I’ll preface this part by saying I absolutely love Highschool of the Dead because of its blatant nature and that it had no qualms about restraint, instead going right into a grisly and tense situation where people become excited very easily. With a strong season behind it, this OVA has the group arriving at the shore and figuring that since the undead can’t swim, they’ll find someplace safe out at sea. That gets tiring after awhile they and they land on a nearby small island where all they find is a small beach shack and not much in terms of supplies. But it is a chance to just relax, unwind and be silly for a while after dealing with such atrocity day after day. Roles kind of go back to the norm here as the girls play all sweet and incapable to get the boys to find food and hunt while they dig out some of the impossibly tight swimsuits that are there and splash in the water for a few hours.
Suffice to say, the episode features a whole lot of silliness across the board as the girls play and as the boys attempt to get coconuts or do some fishing. The sexuality is certainly there with the breasts boinging all over the place and it easily put a stupid grin on my face because you can imagine the animators just laughing as they did all of this. When it delves into the second half where things turn into all sorts of hallucinations, it just ramps it all up to level twelve and it’s like a huge fan fiction story.
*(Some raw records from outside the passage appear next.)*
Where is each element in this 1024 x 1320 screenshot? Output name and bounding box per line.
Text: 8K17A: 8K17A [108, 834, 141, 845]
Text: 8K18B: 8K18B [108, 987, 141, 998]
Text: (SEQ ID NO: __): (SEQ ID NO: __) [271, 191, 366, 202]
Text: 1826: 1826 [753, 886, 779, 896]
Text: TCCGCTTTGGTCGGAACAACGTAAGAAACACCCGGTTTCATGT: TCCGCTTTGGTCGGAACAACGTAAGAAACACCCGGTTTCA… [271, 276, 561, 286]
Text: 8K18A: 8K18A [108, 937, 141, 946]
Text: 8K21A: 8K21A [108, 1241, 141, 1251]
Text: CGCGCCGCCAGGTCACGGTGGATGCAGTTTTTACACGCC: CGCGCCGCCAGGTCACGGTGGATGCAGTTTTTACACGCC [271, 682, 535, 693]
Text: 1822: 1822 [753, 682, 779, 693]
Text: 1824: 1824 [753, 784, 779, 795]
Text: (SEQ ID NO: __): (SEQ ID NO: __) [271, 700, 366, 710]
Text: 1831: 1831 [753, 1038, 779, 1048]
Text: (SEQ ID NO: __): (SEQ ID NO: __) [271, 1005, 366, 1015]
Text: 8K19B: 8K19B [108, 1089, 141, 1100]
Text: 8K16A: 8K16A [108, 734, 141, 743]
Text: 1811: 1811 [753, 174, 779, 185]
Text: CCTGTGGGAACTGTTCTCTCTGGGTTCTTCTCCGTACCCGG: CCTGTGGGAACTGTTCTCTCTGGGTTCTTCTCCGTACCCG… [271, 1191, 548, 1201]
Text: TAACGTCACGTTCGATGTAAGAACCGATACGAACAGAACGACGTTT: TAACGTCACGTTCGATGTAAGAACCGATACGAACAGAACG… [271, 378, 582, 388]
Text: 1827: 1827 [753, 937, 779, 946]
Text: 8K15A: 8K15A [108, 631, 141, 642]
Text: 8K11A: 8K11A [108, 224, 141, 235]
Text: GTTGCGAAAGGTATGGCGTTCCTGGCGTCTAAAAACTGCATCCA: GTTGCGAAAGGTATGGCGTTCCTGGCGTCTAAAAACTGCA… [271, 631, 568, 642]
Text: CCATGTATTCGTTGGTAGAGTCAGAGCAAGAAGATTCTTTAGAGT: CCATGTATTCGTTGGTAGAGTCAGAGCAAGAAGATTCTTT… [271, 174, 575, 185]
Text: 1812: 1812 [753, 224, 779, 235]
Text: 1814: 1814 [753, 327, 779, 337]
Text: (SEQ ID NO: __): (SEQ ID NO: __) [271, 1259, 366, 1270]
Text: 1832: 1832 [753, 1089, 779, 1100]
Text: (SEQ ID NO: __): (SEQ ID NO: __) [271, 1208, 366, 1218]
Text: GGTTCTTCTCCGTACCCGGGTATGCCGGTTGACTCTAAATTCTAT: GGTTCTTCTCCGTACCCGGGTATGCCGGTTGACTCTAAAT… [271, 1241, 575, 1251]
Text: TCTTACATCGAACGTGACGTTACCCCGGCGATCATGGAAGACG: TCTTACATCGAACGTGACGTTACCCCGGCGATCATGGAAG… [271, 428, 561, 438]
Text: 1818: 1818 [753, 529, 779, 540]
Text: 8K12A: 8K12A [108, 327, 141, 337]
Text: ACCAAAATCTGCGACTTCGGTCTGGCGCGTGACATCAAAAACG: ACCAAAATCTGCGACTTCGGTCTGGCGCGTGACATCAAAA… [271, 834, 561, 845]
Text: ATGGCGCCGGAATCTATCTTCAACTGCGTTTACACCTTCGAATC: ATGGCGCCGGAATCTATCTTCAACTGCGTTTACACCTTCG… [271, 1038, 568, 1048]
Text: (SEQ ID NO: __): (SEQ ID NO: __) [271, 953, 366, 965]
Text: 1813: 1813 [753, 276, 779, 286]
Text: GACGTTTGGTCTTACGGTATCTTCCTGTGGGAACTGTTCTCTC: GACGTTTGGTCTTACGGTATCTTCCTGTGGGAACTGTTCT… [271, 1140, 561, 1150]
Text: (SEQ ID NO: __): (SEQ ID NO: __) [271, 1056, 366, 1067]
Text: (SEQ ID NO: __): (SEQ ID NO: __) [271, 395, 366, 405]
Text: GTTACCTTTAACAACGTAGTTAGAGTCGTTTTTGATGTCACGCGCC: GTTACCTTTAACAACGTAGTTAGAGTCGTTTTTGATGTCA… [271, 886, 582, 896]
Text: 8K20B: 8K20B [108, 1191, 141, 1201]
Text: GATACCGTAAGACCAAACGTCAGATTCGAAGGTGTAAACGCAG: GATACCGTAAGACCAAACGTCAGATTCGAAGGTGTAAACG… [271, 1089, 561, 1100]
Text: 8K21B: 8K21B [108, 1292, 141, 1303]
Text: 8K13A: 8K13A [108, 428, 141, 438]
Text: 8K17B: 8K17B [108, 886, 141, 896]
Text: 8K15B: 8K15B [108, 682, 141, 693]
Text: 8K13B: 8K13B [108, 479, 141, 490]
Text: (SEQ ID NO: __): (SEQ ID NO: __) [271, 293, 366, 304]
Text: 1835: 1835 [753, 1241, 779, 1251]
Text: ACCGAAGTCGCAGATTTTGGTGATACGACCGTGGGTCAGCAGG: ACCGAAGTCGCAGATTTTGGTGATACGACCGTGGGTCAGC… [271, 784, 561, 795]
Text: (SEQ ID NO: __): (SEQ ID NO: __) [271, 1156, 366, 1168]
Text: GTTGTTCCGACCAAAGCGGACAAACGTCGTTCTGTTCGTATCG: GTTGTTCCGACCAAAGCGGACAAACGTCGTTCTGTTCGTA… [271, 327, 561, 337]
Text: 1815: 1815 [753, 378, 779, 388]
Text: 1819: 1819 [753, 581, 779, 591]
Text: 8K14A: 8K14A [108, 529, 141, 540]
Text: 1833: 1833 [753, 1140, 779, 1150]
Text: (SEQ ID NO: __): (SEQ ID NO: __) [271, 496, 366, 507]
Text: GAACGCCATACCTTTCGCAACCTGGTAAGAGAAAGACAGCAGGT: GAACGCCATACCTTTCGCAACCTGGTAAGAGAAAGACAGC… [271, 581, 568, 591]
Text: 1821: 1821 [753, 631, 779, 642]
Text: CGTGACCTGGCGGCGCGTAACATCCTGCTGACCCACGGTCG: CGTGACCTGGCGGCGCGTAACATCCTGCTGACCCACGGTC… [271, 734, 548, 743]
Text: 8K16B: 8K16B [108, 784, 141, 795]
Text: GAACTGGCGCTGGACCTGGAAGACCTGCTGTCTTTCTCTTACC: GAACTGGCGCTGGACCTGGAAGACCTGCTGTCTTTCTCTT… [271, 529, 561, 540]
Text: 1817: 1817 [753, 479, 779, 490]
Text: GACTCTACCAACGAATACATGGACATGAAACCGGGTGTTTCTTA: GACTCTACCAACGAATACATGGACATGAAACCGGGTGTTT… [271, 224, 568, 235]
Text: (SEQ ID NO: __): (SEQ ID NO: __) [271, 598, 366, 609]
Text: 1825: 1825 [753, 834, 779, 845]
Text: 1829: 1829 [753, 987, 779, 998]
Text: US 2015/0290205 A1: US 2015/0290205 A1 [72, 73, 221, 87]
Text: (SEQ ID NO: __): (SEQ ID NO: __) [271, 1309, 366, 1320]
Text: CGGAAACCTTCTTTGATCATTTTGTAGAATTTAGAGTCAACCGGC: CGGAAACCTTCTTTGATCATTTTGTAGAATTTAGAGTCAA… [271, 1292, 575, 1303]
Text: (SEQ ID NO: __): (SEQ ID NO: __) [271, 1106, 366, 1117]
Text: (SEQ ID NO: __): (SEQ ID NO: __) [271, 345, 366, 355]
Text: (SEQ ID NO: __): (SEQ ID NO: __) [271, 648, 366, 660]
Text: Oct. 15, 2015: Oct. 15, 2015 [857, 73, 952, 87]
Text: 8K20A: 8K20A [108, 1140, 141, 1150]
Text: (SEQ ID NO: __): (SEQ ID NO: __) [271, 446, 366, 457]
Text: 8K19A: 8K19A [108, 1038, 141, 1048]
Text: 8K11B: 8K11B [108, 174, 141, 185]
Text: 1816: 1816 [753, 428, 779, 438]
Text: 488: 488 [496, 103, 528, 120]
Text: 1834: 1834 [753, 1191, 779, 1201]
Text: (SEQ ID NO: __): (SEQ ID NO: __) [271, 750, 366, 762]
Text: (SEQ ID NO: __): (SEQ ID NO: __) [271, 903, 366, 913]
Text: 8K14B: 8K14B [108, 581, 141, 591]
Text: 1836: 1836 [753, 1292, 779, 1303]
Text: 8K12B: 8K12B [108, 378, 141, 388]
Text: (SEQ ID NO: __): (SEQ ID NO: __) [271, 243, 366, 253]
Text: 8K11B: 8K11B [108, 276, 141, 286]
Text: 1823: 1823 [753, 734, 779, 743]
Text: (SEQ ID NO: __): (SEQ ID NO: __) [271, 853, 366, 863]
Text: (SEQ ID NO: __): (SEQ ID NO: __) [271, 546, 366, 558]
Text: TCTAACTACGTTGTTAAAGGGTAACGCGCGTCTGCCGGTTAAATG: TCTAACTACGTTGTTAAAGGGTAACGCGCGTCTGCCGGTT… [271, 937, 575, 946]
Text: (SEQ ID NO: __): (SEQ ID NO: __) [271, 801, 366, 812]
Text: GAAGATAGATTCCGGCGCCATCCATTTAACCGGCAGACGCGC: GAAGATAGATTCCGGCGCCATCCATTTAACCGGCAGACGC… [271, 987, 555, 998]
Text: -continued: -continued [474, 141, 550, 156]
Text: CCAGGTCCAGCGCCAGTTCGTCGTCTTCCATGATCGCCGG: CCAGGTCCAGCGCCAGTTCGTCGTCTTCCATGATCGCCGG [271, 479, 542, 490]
Which, admittedly, is perfect for this kind of show. Everything is dialed up and whether it’s in continuity or not, you have to laugh at the way it plays out and reveals itself. It’s just plain, simple, beautifully animated beach fun with a dash of the undead thrown in for good measure.
I love this series in general and I love the manga, so getting a huge fanservice piece like this is a big bit of awesome guilty pleasure that I feel absolutely no guilt about. There’s little to be said about it in general because it’s just pure, sexy fun and it does it perfectly. Sentai Filmworks could have done this up in a really money hungry way by adding it onto the TV series proper and making it available only there, but they’ve put it out on its own, as low priced as they probably can while still making a little bit of coin and making the fans happy. Getting this in bilingual form, high quality is just perfect and has me very happy to add this to my shelf. Very recommended for the fans of the show to just savor and enjoy.
Japanese DTS-HD MA 2.0 Language, English DTS-HD MA 2.0 Language, English Subtitles
Content Grade: B+
Audio Grade: B+
Video Grade: A
Packaging Grade: B+
Menu Grade: B
Extras Grade: N/A
Released By: Sentai Filmworks
Release Date: November 26th, 2013
Running Time: 16 Minutes
Video Encoding: 1080p AVC
Aspect Ratio: 1.78:1 Widescreen
Sony KDL70R550A 70″ LED 1080P HDTV, Sony PlayStation 3 via HDMI set to 1080p, Onkyo TX-SR605 Receiver and Panasonic SB-TP20S Multi-Channel Speaker System With 100-Watt Subwoofer.